Илл. 110. Х. Грундик. Знамение будущего. 1935. Холст, масло. ГМИИ.
Апокалипсические смыслы, открывающиеся в пустыре как тексте культуры, обосновывают его значимость в ряду мотивов городской среды в России XX века. Вместе с тем, поскольку визуализация этого мотива выступает как значимое отсутствие – как минус-пейзаж, концептуализация деструкции иконически артикулируется как нулевое значение. Пространственная среда, образованная местами, в данном случае выступает в негативе – то есть как среда, организованная отсутствующими местами.
Сейчас в Москве трудно найти пустырь – дорогая муниципальная земля быстро находит хозяев. Нет и пустых полок в магазинах. Между тем жизнь пустыря в России не кончается: концепт продолжает свое бытование в катастрофах, пафосе разрушения, идее тупика и прочей чернухе ментальности соотечественников – своеобразной перелицовке апологии созидательности, этой сакральной идеи эпохи социализма.
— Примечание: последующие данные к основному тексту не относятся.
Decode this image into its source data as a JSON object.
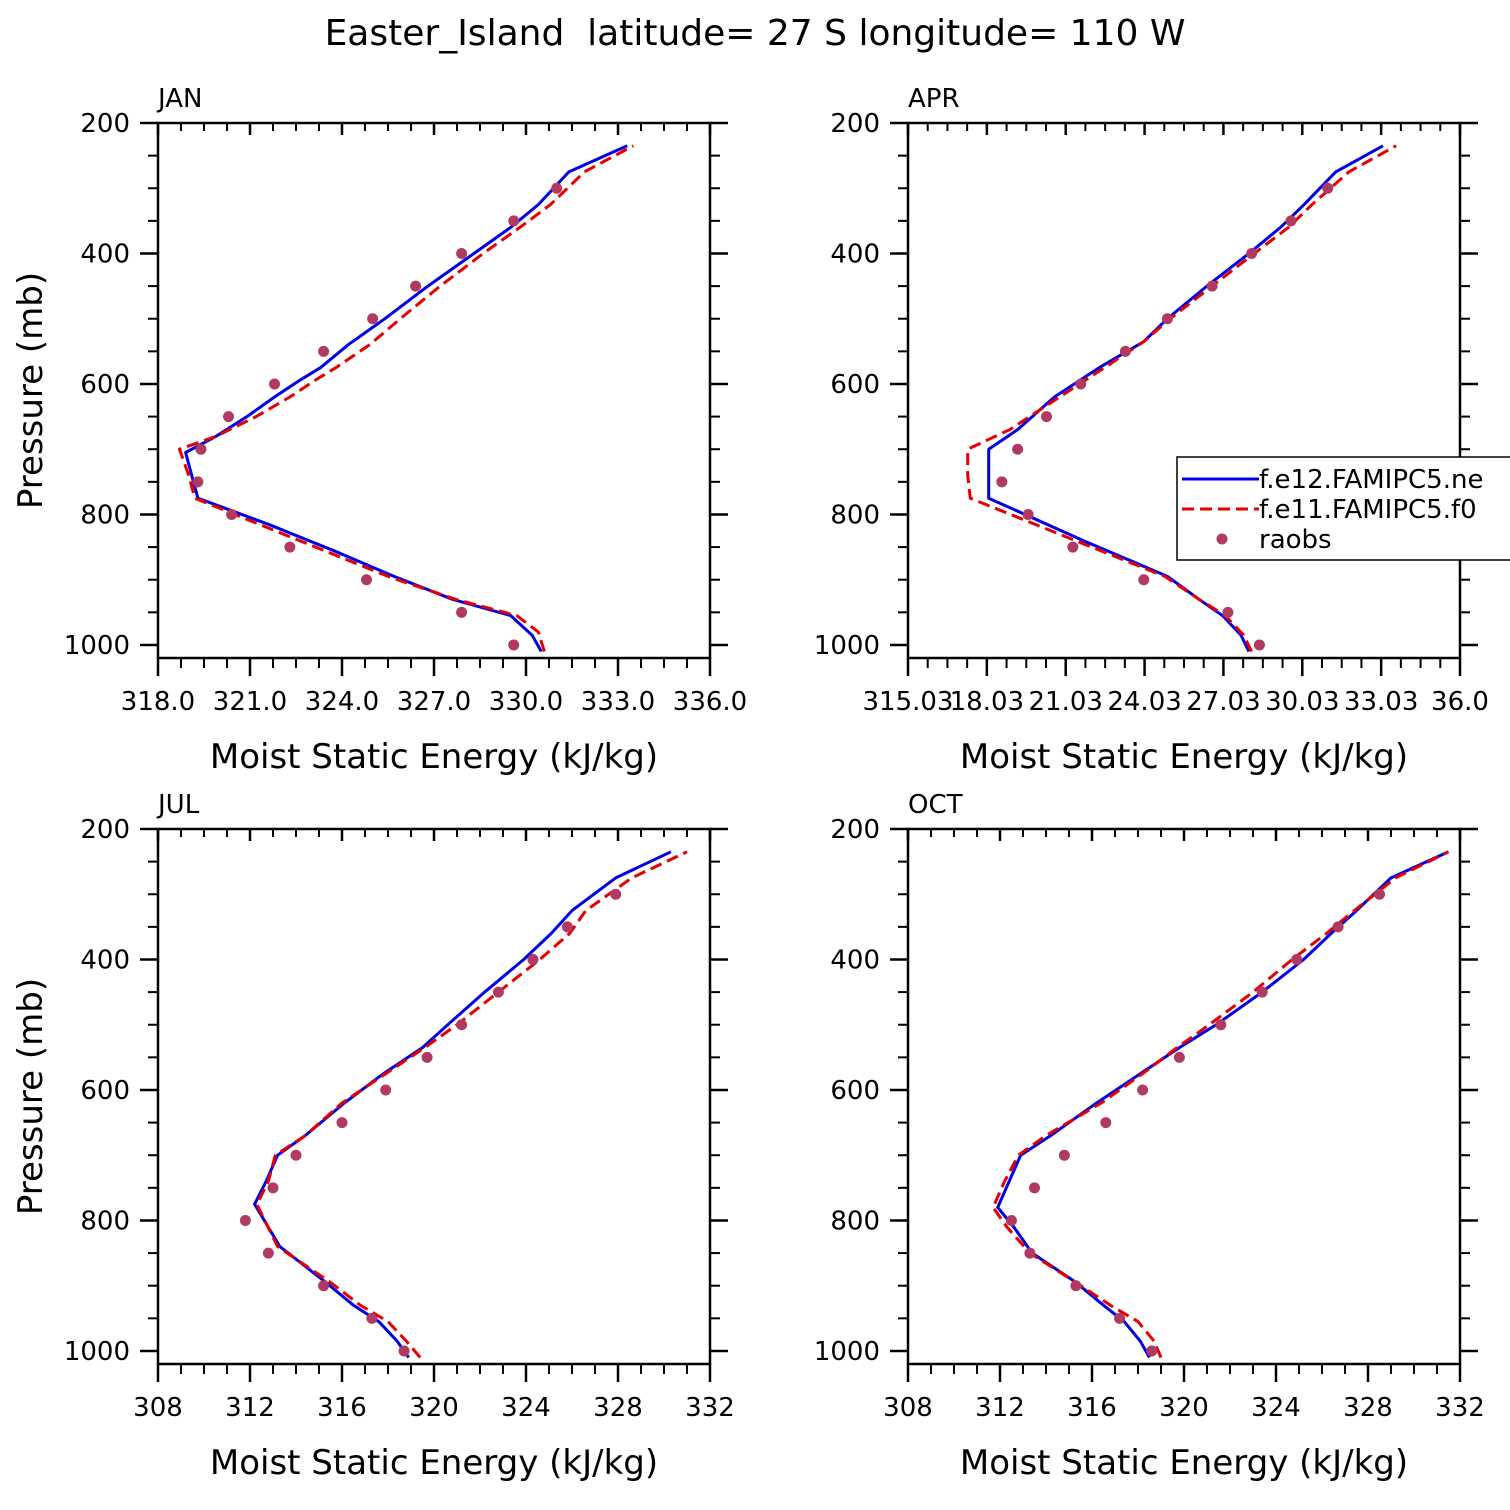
{
  "figure_title": "Easter_Island  latitude= 27 S longitude= 110 W",
  "legend": {
    "entries": [
      {
        "label": "f.e12.FAMIPC5.ne",
        "style": "solid",
        "color": "#0000e6"
      },
      {
        "label": "f.e11.FAMIPC5.f0",
        "style": "dashed",
        "color": "#e60000"
      },
      {
        "label": "raobs",
        "style": "marker",
        "color": "#b03a62"
      }
    ]
  },
  "colors": {
    "model_new": "#0000e6",
    "model_old": "#e60000",
    "raobs": "#b03a62"
  },
  "chart_data": [
    {
      "type": "line",
      "panel": "JAN",
      "title": "JAN",
      "xlabel": "Moist Static Energy (kJ/kg)",
      "ylabel": "Pressure (mb)",
      "xlim": [
        318,
        336
      ],
      "ylim": [
        200,
        1000
      ],
      "xticks": [
        318,
        321,
        324,
        327,
        330,
        333,
        336
      ],
      "xtick_labels": [
        "318.0",
        "321.0",
        "324.0",
        "327.0",
        "330.0",
        "333.0",
        "336.0"
      ],
      "yticks": [
        200,
        400,
        600,
        800,
        1000
      ],
      "ytick_labels": [
        "200",
        "400",
        "600",
        "800",
        "1000"
      ],
      "series": [
        {
          "name": "f.e12.FAMIPC5.ne",
          "pressure": [
            1010,
            985,
            955,
            930,
            895,
            855,
            815,
            775,
            740,
            705,
            680,
            650,
            620,
            595,
            575,
            540,
            500,
            450,
            400,
            360,
            325,
            275,
            235
          ],
          "values": [
            330.5,
            330.2,
            329.5,
            327.6,
            325.7,
            323.7,
            321.6,
            319.3,
            319.1,
            318.9,
            319.9,
            320.9,
            321.8,
            322.6,
            323.3,
            324.2,
            325.4,
            326.8,
            328.3,
            329.5,
            330.4,
            331.4,
            333.3
          ]
        },
        {
          "name": "f.e11.FAMIPC5.f0",
          "pressure": [
            1010,
            980,
            955,
            930,
            895,
            855,
            815,
            775,
            740,
            700,
            680,
            650,
            620,
            595,
            575,
            540,
            500,
            450,
            400,
            360,
            325,
            275,
            235
          ],
          "values": [
            330.6,
            330.4,
            329.7,
            327.7,
            325.5,
            323.4,
            321.3,
            319.2,
            319.0,
            318.7,
            319.9,
            321.2,
            322.3,
            323.1,
            323.8,
            324.9,
            325.9,
            327.2,
            328.6,
            329.8,
            330.8,
            331.9,
            333.5
          ]
        },
        {
          "name": "raobs",
          "pressure": [
            300,
            350,
            400,
            450,
            500,
            550,
            600,
            650,
            700,
            750,
            800,
            850,
            900,
            950,
            1000
          ],
          "values": [
            331.0,
            329.6,
            327.9,
            326.4,
            325.0,
            323.4,
            321.8,
            320.3,
            319.4,
            319.3,
            320.4,
            322.3,
            324.8,
            327.9,
            329.6
          ]
        }
      ]
    },
    {
      "type": "line",
      "panel": "APR",
      "title": "APR",
      "xlabel": "Moist Static Energy (kJ/kg)",
      "ylabel": "",
      "xlim": [
        315.03,
        336.03
      ],
      "ylim": [
        200,
        1000
      ],
      "xticks": [
        315.03,
        318.03,
        321.03,
        324.03,
        327.03,
        330.03,
        333.03,
        336.03
      ],
      "xtick_labels": [
        "315.03",
        "18.03",
        "21.03",
        "24.03",
        "27.03",
        "30.03",
        "33.03",
        "36.0"
      ],
      "yticks": [
        200,
        400,
        600,
        800,
        1000
      ],
      "ytick_labels": [
        "200",
        "400",
        "600",
        "800",
        "1000"
      ],
      "series": [
        {
          "name": "f.e12.FAMIPC5.ne",
          "pressure": [
            1010,
            985,
            955,
            930,
            895,
            840,
            775,
            740,
            700,
            670,
            620,
            575,
            535,
            500,
            450,
            400,
            360,
            325,
            275,
            235
          ],
          "values": [
            328.0,
            327.7,
            327.0,
            326.1,
            324.9,
            321.7,
            318.1,
            318.1,
            318.1,
            319.2,
            320.6,
            322.3,
            324.0,
            324.9,
            326.4,
            328.0,
            329.2,
            330.1,
            331.3,
            333.1
          ]
        },
        {
          "name": "f.e11.FAMIPC5.f0",
          "pressure": [
            1010,
            985,
            955,
            930,
            895,
            840,
            775,
            740,
            700,
            670,
            620,
            575,
            535,
            500,
            450,
            400,
            360,
            325,
            275,
            235
          ],
          "values": [
            328.1,
            327.8,
            327.1,
            326.1,
            324.8,
            321.4,
            317.4,
            317.3,
            317.3,
            318.9,
            320.8,
            322.5,
            324.0,
            325.0,
            326.6,
            328.2,
            329.5,
            330.4,
            331.8,
            333.6
          ]
        },
        {
          "name": "raobs",
          "pressure": [
            300,
            350,
            400,
            450,
            500,
            550,
            600,
            650,
            700,
            750,
            800,
            850,
            900,
            950,
            1000
          ],
          "values": [
            331.0,
            329.6,
            328.1,
            326.6,
            324.9,
            323.3,
            321.6,
            320.3,
            319.2,
            318.6,
            319.6,
            321.3,
            324.0,
            327.2,
            328.4
          ]
        }
      ]
    },
    {
      "type": "line",
      "panel": "JUL",
      "title": "JUL",
      "xlabel": "Moist Static Energy (kJ/kg)",
      "ylabel": "Pressure (mb)",
      "xlim": [
        308,
        332
      ],
      "ylim": [
        200,
        1000
      ],
      "xticks": [
        308,
        312,
        316,
        320,
        324,
        328,
        332
      ],
      "xtick_labels": [
        "308",
        "312",
        "316",
        "320",
        "324",
        "328",
        "332"
      ],
      "yticks": [
        200,
        400,
        600,
        800,
        1000
      ],
      "ytick_labels": [
        "200",
        "400",
        "600",
        "800",
        "1000"
      ],
      "series": [
        {
          "name": "f.e12.FAMIPC5.ne",
          "pressure": [
            1010,
            985,
            955,
            930,
            895,
            840,
            775,
            740,
            700,
            670,
            620,
            575,
            535,
            500,
            450,
            400,
            360,
            325,
            275,
            235
          ],
          "values": [
            318.9,
            318.4,
            317.6,
            316.5,
            315.3,
            313.3,
            312.2,
            312.7,
            313.2,
            314.4,
            316.1,
            317.8,
            319.5,
            320.6,
            322.2,
            323.9,
            325.1,
            326.0,
            327.9,
            330.3
          ]
        },
        {
          "name": "f.e11.FAMIPC5.f0",
          "pressure": [
            1010,
            985,
            955,
            930,
            895,
            840,
            775,
            740,
            700,
            670,
            620,
            575,
            535,
            500,
            450,
            400,
            360,
            325,
            275,
            235
          ],
          "values": [
            319.4,
            318.8,
            318.0,
            316.8,
            315.5,
            313.2,
            312.3,
            312.8,
            313.1,
            314.4,
            316.0,
            317.9,
            319.6,
            321.0,
            322.8,
            324.6,
            325.9,
            326.6,
            328.6,
            331.0
          ]
        },
        {
          "name": "raobs",
          "pressure": [
            300,
            350,
            400,
            450,
            500,
            550,
            600,
            650,
            700,
            750,
            800,
            850,
            900,
            950,
            1000
          ],
          "values": [
            327.9,
            325.8,
            324.3,
            322.8,
            321.2,
            319.7,
            317.9,
            316.0,
            314.0,
            313.0,
            311.8,
            312.8,
            315.2,
            317.3,
            318.7
          ]
        }
      ]
    },
    {
      "type": "line",
      "panel": "OCT",
      "title": "OCT",
      "xlabel": "Moist Static Energy (kJ/kg)",
      "ylabel": "",
      "xlim": [
        308,
        332
      ],
      "ylim": [
        200,
        1000
      ],
      "xticks": [
        308,
        312,
        316,
        320,
        324,
        328,
        332
      ],
      "xtick_labels": [
        "308",
        "312",
        "316",
        "320",
        "324",
        "328",
        "332"
      ],
      "yticks": [
        200,
        400,
        600,
        800,
        1000
      ],
      "ytick_labels": [
        "200",
        "400",
        "600",
        "800",
        "1000"
      ],
      "series": [
        {
          "name": "f.e12.FAMIPC5.ne",
          "pressure": [
            1010,
            985,
            955,
            930,
            895,
            850,
            810,
            780,
            740,
            700,
            670,
            620,
            575,
            535,
            500,
            450,
            400,
            360,
            325,
            275,
            235
          ],
          "values": [
            318.5,
            318.1,
            317.4,
            316.5,
            315.3,
            313.4,
            312.6,
            311.9,
            312.4,
            312.9,
            314.2,
            316.2,
            318.1,
            319.8,
            321.4,
            323.4,
            325.2,
            326.4,
            327.5,
            329.0,
            331.5
          ]
        },
        {
          "name": "f.e11.FAMIPC5.f0",
          "pressure": [
            1010,
            985,
            955,
            930,
            895,
            850,
            810,
            780,
            740,
            700,
            670,
            620,
            575,
            535,
            500,
            450,
            400,
            360,
            325,
            275,
            235
          ],
          "values": [
            319.0,
            318.7,
            318.0,
            316.8,
            315.3,
            313.3,
            312.3,
            311.7,
            312.2,
            312.8,
            314.0,
            316.4,
            318.2,
            319.7,
            321.1,
            323.0,
            324.7,
            326.2,
            327.4,
            329.2,
            331.5
          ]
        },
        {
          "name": "raobs",
          "pressure": [
            300,
            350,
            400,
            450,
            500,
            550,
            600,
            650,
            700,
            750,
            800,
            850,
            900,
            950,
            1000
          ],
          "values": [
            328.5,
            326.7,
            324.9,
            323.4,
            321.6,
            319.8,
            318.2,
            316.6,
            314.8,
            313.5,
            312.5,
            313.3,
            315.3,
            317.2,
            318.6
          ]
        }
      ]
    }
  ]
}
Раздел IV. Художник и писатель
Глава 1. Шагал и Гоголь
В литературе и искусстве XIX века трудно найти фигуру, которая повлияла бы на судьбы русской культуры века XX больше, чем Н. В. Гоголь. Дух Гоголя во многом задал направленность развития сначала символистам, а потом авангарду и, в известном смысле, даже культуре 30-х годов. «Гоголевский текст» русской культуры несводим лишь к сумме поэтических приемов, мотивов и набору идей писателя. Он шире и, подразумевая особый тип художественного мышления и стоящей за ним психофизической реальности, прочерчивает магистраль духовного развития, которая пролегла через судьбы и творческие устремления почти всех крупнейших мастеров слова. Его гением отмечено творчество А. Белого и А. Блока, футуристов и обэриутов, а позднее А. Ремизова, А. Платонова, Е. Замятина, М. Булгакова, М. Зощенко. Но Гоголь – это больше, чем литература, Гоголь в ХХ веке стал мифом. «Гоголевская тема» ферментировала философию (М. Бахтин), к ней обращались композиторы (Д. Шостакович), она сопричастна выработке нового кино (С. Эйзенштейн[191]), мимо нее не мог пройти и новый театр (В. Мейерхольд[192]). Сквозь призму «гоголевского текста» можно воспринять и сумрачный колорит 30-х годов: интерес соцреализма к академически препарированному наследию писателя выступает в пандан с погребальной риторикой эпохи, проникнутой глубинным гоголевским духом.
Гоголь устремился в ХХ век, чтобы превратить в действительность свои гротескные фантазии, а ХХ век призвал Гоголя для того, чтобы развернуть бесконечные дали перед своими ищущими новых путей гениями. В ряду последних одно из первых мест принадлежит Марку Шагалу[193].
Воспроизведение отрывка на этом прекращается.